More overdraft than warchest, the loan arrangement has not exactly seen United launch themselves from their front foot this summer. Things are tighter, it appears, than they have been, the effect (in part) of Carlisle's lucrative player bonuses failing to be matched by emphatic crowd numbers in 2016/17. While Brad Potts' sale from Blackpool to Barnsley could bring timely sell-on cash to his first club, a proper explanation why a tax bill got as far as a winding-up petition from HM Revenue & Customs, despite United supposedly being able to draw on EWM's money, would also be useful.
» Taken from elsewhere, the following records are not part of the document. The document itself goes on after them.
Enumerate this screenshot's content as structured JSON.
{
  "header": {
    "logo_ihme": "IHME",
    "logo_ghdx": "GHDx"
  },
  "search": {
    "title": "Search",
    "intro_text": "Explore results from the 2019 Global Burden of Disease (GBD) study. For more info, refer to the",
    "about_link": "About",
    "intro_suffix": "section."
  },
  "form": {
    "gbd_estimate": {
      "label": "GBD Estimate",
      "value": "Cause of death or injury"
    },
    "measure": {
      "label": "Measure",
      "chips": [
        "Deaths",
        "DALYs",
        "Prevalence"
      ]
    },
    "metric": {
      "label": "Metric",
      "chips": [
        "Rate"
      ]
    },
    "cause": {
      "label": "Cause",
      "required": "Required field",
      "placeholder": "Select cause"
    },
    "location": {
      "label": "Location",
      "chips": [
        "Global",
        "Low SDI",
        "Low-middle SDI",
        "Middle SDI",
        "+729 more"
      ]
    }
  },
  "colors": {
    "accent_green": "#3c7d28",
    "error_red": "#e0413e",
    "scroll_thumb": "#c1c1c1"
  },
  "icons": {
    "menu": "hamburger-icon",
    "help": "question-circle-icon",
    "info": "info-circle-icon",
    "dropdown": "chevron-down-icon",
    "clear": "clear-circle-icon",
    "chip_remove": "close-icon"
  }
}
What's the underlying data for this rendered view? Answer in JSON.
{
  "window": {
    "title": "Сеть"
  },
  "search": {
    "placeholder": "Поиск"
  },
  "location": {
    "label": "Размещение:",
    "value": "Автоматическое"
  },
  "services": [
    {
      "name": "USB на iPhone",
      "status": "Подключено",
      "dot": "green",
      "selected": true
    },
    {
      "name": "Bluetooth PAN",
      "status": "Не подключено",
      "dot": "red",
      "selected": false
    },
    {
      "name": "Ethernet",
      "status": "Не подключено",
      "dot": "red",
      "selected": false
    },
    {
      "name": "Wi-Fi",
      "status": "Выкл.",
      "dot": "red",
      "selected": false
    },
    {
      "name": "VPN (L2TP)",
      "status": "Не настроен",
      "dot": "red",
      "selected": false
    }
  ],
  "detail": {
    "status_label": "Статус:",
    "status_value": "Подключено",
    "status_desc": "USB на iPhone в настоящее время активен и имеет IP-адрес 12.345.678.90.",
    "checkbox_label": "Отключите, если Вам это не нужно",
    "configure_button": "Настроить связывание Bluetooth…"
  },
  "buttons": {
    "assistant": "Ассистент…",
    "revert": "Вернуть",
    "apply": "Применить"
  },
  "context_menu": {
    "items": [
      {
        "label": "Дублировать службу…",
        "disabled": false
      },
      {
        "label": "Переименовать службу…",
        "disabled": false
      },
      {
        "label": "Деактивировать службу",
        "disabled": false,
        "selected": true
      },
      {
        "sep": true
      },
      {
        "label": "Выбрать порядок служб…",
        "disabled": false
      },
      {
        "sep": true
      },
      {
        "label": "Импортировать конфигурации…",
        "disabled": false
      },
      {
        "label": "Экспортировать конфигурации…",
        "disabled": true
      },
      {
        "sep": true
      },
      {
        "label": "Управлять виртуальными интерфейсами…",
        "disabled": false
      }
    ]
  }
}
Certain pieces of the picture have been spruced up. With Project Blue Yonder off the drawing board, the Sunset Suite has had a welcome facelift. There is a spacious new press box in the Pioneer Stand, the club website has been refreshed, while one barely needs to ask whether the brilliant David Mitchell and his team have prepared another outstanding pitch.

Away from first-team business, expect United's community work to remain one of its best features this campaign. Hopefully their Ladies team, county cup winners last spring, continue to grow. Politically, CUOSC are further inside the tent than ever, increasingly a branch of the club rather than the rebellious voice some would prefer them to be. Nigel Clibbens, the chief executive, has done more than anyone to guide them over that particular bridge.

Reuniting fanbase and owners will, one senses, remain a tougher game. Even in a generally good season there were some signs of protest against the regime last spring. Andrew Jenkins, John Nixon and Steven Pattison, who will reach a decade of "custodian" ownership next summer, must know a good campaign is needed to keep those sentiments at bay.

The idea that EWM would steam in and blow the old guard away proved fanciful. Their long-game, if they have one, is a good distance from becoming clear. So, therefore, is the sort of bright, modern and ambitious future for the Blues that many yearn for.

Instead, 2017/18 seems to be like many of the others: a case of making the most of what they have, patching up the flaws and hoping for a break. This time 10 years ago Carlisle started a campaign that almost ended in the Championship. Escaping the basement division at the fourth attempt is now their reduced but essential goal.